Adenosine diphosphate-ribosylation of G-actin by botulinum C2 toxin increases endothelial permeability in vitro.

The endothelial cytoskeleton is believed to play an important role in the regulation of endothelial permeability. We used botulinum C2 toxin to perturb cellular actin and determined its effect on the permeability of endothelial cell monolayers derived from porcine pulmonary arteries. The substrate for botulinum C2 toxin is nonmuscle monomeric actin which becomes ADP-ribosylated. This modified actin cannot participate in actin polymerization and, in addition, acts as a capping protein. Exposure of endothelial cell monolayers to botulinum C2 toxin resulted in a dose- (3-100 ng/ml) and time-dependent (30-120 min) increase in the hydraulic conductivity and decrease in the selectivity of the cell monolayers.
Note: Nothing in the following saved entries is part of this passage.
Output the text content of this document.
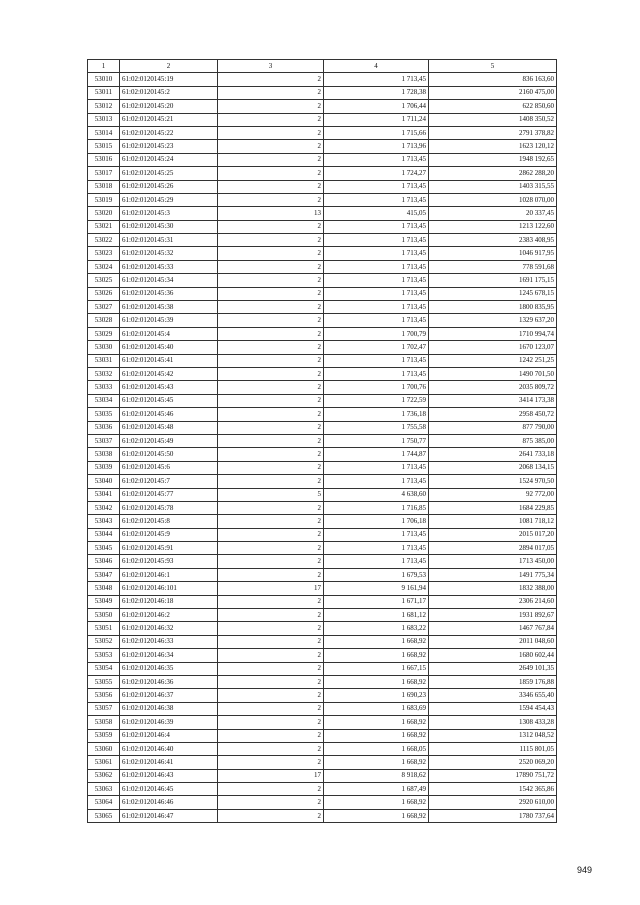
1	2	3	4	5
53010	61:02:0120145:19	2	1 713,45	836 163,60
53011	61:02:0120145:2	2	1 728,38	2160 475,00
53012	61:02:0120145:20	2	1 706,44	622 850,60
53013	61:02:0120145:21	2	1 711,24	1408 350,52
53014	61:02:0120145:22	2	1 715,66	2791 378,82
53015	61:02:0120145:23	2	1 713,96	1623 120,12
53016	61:02:0120145:24	2	1 713,45	1948 192,65
53017	61:02:0120145:25	2	1 724,27	2862 288,20
53018	61:02:0120145:26	2	1 713,45	1403 315,55
53019	61:02:0120145:29	2	1 713,45	1028 070,00
53020	61:02:0120145:3	13	415,05	20 337,45
53021	61:02:0120145:30	2	1 713,45	1213 122,60
53022	61:02:0120145:31	2	1 713,45	2383 408,95
53023	61:02:0120145:32	2	1 713,45	1046 917,95
53024	61:02:0120145:33	2	1 713,45	778 591,68
53025	61:02:0120145:34	2	1 713,45	1691 175,15
53026	61:02:0120145:36	2	1 713,45	1245 678,15
53027	61:02:0120145:38	2	1 713,45	1800 835,95
53028	61:02:0120145:39	2	1 713,45	1329 637,20
53029	61:02:0120145:4	2	1 700,79	1710 994,74
53030	61:02:0120145:40	2	1 702,47	1670 123,07
53031	61:02:0120145:41	2	1 713,45	1242 251,25
53032	61:02:0120145:42	2	1 713,45	1490 701,50
53033	61:02:0120145:43	2	1 700,76	2035 809,72
53034	61:02:0120145:45	2	1 722,59	3414 173,38
53035	61:02:0120145:46	2	1 736,18	2958 450,72
53036	61:02:0120145:48	2	1 755,58	877 790,00
53037	61:02:0120145:49	2	1 750,77	875 385,00
53038	61:02:0120145:50	2	1 744,87	2641 733,18
53039	61:02:0120145:6	2	1 713,45	2068 134,15
53040	61:02:0120145:7	2	1 713,45	1524 970,50
53041	61:02:0120145:77	5	4 638,60	92 772,00
53042	61:02:0120145:78	2	1 716,85	1684 229,85
53043	61:02:0120145:8	2	1 706,18	1081 718,12
53044	61:02:0120145:9	2	1 713,45	2015 017,20
53045	61:02:0120145:91	2	1 713,45	2894 017,05
53046	61:02:0120145:93	2	1 713,45	1713 450,00
53047	61:02:0120146:1	2	1 679,53	1491 775,34
53048	61:02:0120146:101	17	9 161,94	1832 388,00
53049	61:02:0120146:18	2	1 671,17	2306 214,60
53050	61:02:0120146:2	2	1 681,12	1931 892,67
53051	61:02:0120146:32	2	1 683,22	1467 767,84
53052	61:02:0120146:33	2	1 668,92	2011 048,60
53053	61:02:0120146:34	2	1 668,92	1680 602,44
53054	61:02:0120146:35	2	1 667,15	2649 101,35
53055	61:02:0120146:36	2	1 668,92	1859 176,88
53056	61:02:0120146:37	2	1 690,23	3346 655,40
53057	61:02:0120146:38	2	1 683,69	1594 454,43
53058	61:02:0120146:39	2	1 668,92	1308 433,28
53059	61:02:0120146:4	2	1 668,92	1312 048,52
53060	61:02:0120146:40	2	1 668,05	1115 801,05
53061	61:02:0120146:41	2	1 668,92	2520 069,20
53062	61:02:0120146:43	17	8 918,62	17890 751,72
53063	61:02:0120146:45	2	1 687,49	1542 365,86
53064	61:02:0120146:46	2	1 668,92	2920 610,00
53065	61:02:0120146:47	2	1 668,92	1780 737,64
949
The effects of C2 toxin were accompanied by a time- and dose-dependent increase in ADP-ribosylatin of G-actin. G-Actin content increased and F-actin content decreased time- and dose-dependently in C2 toxin-treated endothelial cells. Phalloidin which stabilizes filamentous actin prevented the effects of botulinum C2 toxin on endothelial permeability. Botulinum C2 toxin induced interendothelial gaps. The effects occurred in the absence of overt cell damage and were not reversible within 2 h. The data suggest that the endothelial microfilament system is important for the regulation of endothelial permeability.